I have a row-wise operation I wish to perform on my dataframe which takes in some fixed variables as parameters. The only way I know how to do this is with the use of nested functions. I'm trying to use Cython to compile a portion of my code, then call the Cython function from within mapPartitions, but it raised the error PicklingError: Can't pickle <cyfunction outer_function.<locals>._nested_function at 0xfffffff>
.
When using pure Python, I do
def outer_function(fixed_var_1, fixed_var_2):
def _nested_function(partition):
for row in partition:
yield dosomething(row, fixed_var_1, fixed_var_2)
return _nested_function
output_df = input_df.repartition(some_col).rdd \
.mapPartitions(outer_function(a, b))
Right now I have outer_function
defined in a separate file, like this
# outer_func.pyx
def outer_function(fixed_var_1, fixed_var_2):
def _nested_function(partition):
for row in partition:
yield dosomething(row, fixed_var_1, fixed_var_2)
return _nested_function
and this
# runner.py
from outer_func import outer_function
output_df = input_df.repartition(some_col).rdd \
.mapPartitions(outer_function(a, b))
And this throws the pickling error above.
I've looked at https://docs.databricks.com/user-guide/faq/cython.html and tried to get outer_function
. Still, the same error occurs. The problem is that the nested function does not appear in the global space of the module, thus it cannot be found and serialized.
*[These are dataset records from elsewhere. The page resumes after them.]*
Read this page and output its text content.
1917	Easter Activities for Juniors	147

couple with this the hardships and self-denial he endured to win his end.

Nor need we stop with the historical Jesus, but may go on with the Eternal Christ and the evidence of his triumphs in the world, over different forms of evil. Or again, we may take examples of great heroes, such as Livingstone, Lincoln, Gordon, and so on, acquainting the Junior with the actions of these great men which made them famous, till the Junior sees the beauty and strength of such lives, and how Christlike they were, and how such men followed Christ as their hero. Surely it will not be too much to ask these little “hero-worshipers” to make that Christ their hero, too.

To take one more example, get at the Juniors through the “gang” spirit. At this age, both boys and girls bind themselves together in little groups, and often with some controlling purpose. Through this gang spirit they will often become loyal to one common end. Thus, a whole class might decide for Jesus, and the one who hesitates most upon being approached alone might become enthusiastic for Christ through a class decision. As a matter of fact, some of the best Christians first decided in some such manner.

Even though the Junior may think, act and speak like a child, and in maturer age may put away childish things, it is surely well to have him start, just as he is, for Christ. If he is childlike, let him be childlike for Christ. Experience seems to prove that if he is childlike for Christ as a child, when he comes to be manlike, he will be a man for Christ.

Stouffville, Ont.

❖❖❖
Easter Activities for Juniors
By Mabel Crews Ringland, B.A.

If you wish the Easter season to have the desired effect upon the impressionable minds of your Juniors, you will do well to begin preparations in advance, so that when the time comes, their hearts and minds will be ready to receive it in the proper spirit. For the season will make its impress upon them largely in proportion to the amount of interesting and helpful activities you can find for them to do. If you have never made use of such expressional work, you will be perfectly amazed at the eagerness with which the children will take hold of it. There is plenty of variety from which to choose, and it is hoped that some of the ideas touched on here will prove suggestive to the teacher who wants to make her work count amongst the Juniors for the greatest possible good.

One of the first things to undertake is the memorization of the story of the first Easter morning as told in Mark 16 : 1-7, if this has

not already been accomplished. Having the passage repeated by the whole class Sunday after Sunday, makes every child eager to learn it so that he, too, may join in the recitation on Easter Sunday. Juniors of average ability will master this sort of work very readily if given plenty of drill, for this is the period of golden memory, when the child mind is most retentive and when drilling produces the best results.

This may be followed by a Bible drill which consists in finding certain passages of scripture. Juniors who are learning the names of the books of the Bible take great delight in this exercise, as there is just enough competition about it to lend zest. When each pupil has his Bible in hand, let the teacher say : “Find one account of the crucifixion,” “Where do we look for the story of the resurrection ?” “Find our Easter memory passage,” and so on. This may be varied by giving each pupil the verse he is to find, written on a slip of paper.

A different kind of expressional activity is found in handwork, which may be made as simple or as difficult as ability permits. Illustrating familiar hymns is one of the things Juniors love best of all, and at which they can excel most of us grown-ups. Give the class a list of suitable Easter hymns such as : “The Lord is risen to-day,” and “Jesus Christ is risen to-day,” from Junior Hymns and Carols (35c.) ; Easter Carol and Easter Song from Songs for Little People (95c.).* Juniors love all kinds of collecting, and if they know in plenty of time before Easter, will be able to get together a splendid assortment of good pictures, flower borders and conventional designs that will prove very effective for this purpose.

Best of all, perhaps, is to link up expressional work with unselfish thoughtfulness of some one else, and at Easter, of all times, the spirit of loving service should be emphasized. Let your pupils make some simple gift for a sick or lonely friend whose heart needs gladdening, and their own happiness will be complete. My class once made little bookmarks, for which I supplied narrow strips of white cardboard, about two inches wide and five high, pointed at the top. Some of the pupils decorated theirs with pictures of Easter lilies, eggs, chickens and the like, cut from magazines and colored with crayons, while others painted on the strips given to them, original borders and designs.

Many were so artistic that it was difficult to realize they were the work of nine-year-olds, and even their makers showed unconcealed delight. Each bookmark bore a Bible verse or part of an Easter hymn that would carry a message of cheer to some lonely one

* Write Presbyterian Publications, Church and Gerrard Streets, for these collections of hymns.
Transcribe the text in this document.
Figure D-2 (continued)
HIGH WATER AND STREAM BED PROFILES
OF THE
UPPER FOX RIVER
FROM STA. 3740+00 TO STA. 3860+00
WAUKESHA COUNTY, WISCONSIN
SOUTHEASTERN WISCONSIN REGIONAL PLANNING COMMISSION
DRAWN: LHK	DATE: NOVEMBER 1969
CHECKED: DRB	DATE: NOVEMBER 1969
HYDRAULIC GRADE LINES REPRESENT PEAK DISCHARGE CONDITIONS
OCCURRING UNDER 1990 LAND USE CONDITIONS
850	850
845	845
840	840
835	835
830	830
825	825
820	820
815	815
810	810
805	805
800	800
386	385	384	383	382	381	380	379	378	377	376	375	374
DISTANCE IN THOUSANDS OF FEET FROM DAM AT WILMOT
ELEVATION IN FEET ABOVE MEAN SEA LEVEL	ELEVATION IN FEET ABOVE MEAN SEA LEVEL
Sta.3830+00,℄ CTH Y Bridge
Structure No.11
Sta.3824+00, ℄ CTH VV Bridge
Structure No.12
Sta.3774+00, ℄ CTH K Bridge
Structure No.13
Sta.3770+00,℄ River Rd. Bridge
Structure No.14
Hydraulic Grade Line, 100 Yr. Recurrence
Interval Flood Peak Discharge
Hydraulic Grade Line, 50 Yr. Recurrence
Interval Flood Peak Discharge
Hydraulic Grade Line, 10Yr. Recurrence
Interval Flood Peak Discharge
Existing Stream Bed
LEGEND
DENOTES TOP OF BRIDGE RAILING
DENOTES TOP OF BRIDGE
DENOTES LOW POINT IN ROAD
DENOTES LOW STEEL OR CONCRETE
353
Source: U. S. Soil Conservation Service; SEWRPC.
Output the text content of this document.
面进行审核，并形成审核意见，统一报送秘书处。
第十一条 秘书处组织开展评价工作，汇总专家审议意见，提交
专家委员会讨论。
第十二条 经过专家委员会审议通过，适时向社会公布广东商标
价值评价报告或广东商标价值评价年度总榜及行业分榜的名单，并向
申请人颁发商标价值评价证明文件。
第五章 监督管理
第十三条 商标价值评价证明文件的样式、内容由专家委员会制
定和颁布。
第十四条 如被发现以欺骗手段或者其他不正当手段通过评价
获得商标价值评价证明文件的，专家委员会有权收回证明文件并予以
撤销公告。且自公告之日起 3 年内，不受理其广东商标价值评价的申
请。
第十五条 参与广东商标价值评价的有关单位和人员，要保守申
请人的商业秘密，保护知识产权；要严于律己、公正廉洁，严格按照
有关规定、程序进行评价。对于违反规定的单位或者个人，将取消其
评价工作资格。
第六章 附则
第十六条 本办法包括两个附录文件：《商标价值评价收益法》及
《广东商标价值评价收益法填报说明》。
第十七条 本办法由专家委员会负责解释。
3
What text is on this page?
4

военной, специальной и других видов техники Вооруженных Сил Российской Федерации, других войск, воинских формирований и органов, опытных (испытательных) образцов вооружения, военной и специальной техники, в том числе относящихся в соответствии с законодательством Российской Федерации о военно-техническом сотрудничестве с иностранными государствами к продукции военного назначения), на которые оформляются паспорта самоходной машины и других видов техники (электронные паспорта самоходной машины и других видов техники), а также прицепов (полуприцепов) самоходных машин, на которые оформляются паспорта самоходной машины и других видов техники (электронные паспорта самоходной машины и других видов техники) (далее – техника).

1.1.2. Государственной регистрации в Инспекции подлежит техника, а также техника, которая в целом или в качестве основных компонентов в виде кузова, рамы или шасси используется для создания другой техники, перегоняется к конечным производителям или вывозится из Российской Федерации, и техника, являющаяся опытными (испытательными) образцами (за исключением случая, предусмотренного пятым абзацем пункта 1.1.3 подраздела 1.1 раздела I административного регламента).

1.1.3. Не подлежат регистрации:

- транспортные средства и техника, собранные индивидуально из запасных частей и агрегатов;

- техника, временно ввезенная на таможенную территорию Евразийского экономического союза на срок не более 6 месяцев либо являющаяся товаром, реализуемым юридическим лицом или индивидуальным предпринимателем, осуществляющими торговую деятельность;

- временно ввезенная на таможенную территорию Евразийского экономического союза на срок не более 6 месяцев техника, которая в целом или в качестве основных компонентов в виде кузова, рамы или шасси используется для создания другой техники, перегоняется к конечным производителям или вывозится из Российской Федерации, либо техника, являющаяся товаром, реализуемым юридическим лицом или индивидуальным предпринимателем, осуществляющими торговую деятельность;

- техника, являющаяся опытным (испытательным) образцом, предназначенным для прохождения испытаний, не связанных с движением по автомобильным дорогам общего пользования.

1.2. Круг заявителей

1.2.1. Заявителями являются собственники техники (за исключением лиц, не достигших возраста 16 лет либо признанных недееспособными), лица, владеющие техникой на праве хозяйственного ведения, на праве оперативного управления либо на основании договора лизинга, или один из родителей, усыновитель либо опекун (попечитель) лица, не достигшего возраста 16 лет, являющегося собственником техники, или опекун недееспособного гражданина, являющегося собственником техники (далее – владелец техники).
I've also tried doing this
def outer_function(fixed_var_1, fixed_var_2):
global _nested_function
def _nested_function(partition):
for row in partition:
yield dosomething(row, fixed_var_1, fixed_var_2)
return _nested_function
This throws a different error AttributeError: 'module' object has no attribute '_nested_function'
.
Is there any way of not using nested function in this case? Or is there another way I can make the nested function "serializable"?
Thanks!
EDIT: I also tried doing
# outer_func.pyx
class PartitionFuncs:
def __init__(self, fixed_var_1, fixed_var_2):
self.fixed_var_1 = fixed_var_1
self.fixed_var_2 = fixed_var_2
def nested_func(self, partition):
for row in partition:
yield dosomething(row, self.fixed_var_1, self.fixed_var_2)
# main.py
from outer_func import PartitionFuncs
p_funcs = PartitionFuncs(a, b)
output_df = input_df.repartition(some_col).rdd \
.mapPartitions(p_funcs.nested_func)
And still I get PicklingError: Can't pickle <cyfunction PartitionFuncs.nested_func at 0xfffffff>
. Oh well, the idea didn't work.